Der Gedanke, innerhalb einer Branche die wichtigsten Stakeholder zu vernetzen, liegt nahe. Wir als Messe München haben den großen Vorteil, dass uns nicht nur das Messegelände gehört, sondern auch die wichtigsten Branchenmessen. Damit haben wir direkten Zugang zu neuen Technologien und Lösungen, die von Konsumgüter-Kund:innen gesucht werden. Wir bieten mit dem Netzwerk von Now.Partners ganzjährige Innovation-Labs zu den größten Herausforderungen der Branche an, sowie vor Ort auf unseren Messen neue Formate wie Scenario Planning und Mini-Innovation Labs. Immer im Mix mit Brancheninsider:innen, Branchenteilnehmenden und externen Themenexpert:innen. Ziel ist es immer, dass Lösungen, die in einer Branche bereits existieren und in einer anderen Branche gesucht werden, dort aber nicht bekannt sind, schneller in die Anwendung kommen können. Dadurch entsteht ein Mehr-Wert und ein USP.
Neben der Ispo Munich gibt es auch die beiden Ispo Veranstaltungen in China, Ispo Beijing und Ispo Shanghai. Wie haben sich diese Messen entwickelt?
Corona war in vielerlei Hinsicht ein positiver Booster für unsere Veranstaltungen in China: Auch hier möchten die Menschen raus in die Natur, um sich zu bewegen. Wie wichtig Gesundheit ist, hat sich durch die Pandemie in das kollektive Bewusstsein der chinesischen Bevölkerung eingebrannt.
Für mich ist es besonders spannend zu sehen, wie sich die Konsument:innen in den letzten Jahren verändert haben. Deutlich sportiver im Aussehen und der Bekleidung, kreativer im Mix - hier passt inzwischen auch der Begriff „Cultural Pioneers“ mit sichtbaren großen Tattoos und einem guten Stylemix aus Outdoor und Fashion.

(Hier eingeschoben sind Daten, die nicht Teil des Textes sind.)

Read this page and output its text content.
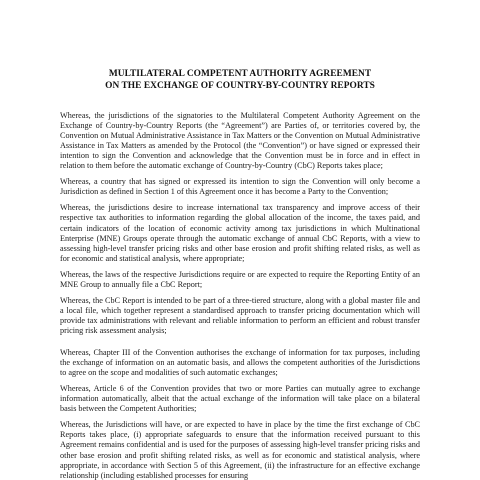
MULTILATERAL COMPETENT AUTHORITY AGREEMENT
ON THE EXCHANGE OF COUNTRY-BY-COUNTRY REPORTS

Whereas, the jurisdictions of the signatories to the Multilateral Competent Authority Agreement on the Exchange of Country-by-Country Reports (the “Agreement”) are Parties of, or territories covered by, the Convention on Mutual Administrative Assistance in Tax Matters or the Convention on Mutual Administrative Assistance in Tax Matters as amended by the Protocol (the “Convention”) or have signed or expressed their intention to sign the Convention and acknowledge that the Convention must be in force and in effect in relation to them before the automatic exchange of Country-by-Country (CbC) Reports takes place;

Whereas, a country that has signed or expressed its intention to sign the Convention will only become a Jurisdiction as defined in Section 1 of this Agreement once it has become a Party to the Convention;

Whereas, the jurisdictions desire to increase international tax transparency and improve access of their respective tax authorities to information regarding the global allocation of the income, the taxes paid, and certain indicators of the location of economic activity among tax jurisdictions in which Multinational Enterprise (MNE) Groups operate through the automatic exchange of annual CbC Reports, with a view to assessing high-level transfer pricing risks and other base erosion and profit shifting related risks, as well as for economic and statistical analysis, where appropriate;

Whereas, the laws of the respective Jurisdictions require or are expected to require the Reporting Entity of an MNE Group to annually file a CbC Report;

Whereas, the CbC Report is intended to be part of a three-tiered structure, along with a global master file and a local file, which together represent a standardised approach to transfer pricing documentation which will provide tax administrations with relevant and reliable information to perform an efficient and robust transfer pricing risk assessment analysis;

Whereas, Chapter III of the Convention authorises the exchange of information for tax purposes, including the exchange of information on an automatic basis, and allows the competent authorities of the Jurisdictions to agree on the scope and modalities of such automatic exchanges;

Whereas, Article 6 of the Convention provides that two or more Parties can mutually agree to exchange information automatically, albeit that the actual exchange of the information will take place on a bilateral basis between the Competent Authorities;

Whereas, the Jurisdictions will have, or are expected to have in place by the time the first exchange of CbC Reports takes place, (i) appropriate safeguards to ensure that the information received pursuant to this Agreement remains confidential and is used for the purposes of assessing high-level transfer pricing risks and other base erosion and profit shifting related risks, as well as for economic and statistical analysis, where appropriate, in accordance with Section 5 of this Agreement, (ii) the infrastructure for an effective exchange relationship (including established processes for ensuring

Beide Veranstaltungen in Beijing und Shanghai rennen gerade von einem Besucher:innen-Rekord zum nächsten. Dabei sind die internationalen Brands aktuell noch nicht direkt, sondern hauptsächlich über ihre Vertriebspartner:innen vertreten. Und: In der Coronazeit haben die lokalen chinesischen Brands eine starke Entwicklung erfahren. Mit eigenem Design, Innovationen und Qualität. Darüber hinaus gibt es bereits Ideen und Konzepte, weitere Städte in China mit ISPO-Plattformen zu bespielen. Die Nachfrage ist auf jeden Fall da. Nicht nur in China selbst, sondern auch in den angrenzenden Regionen.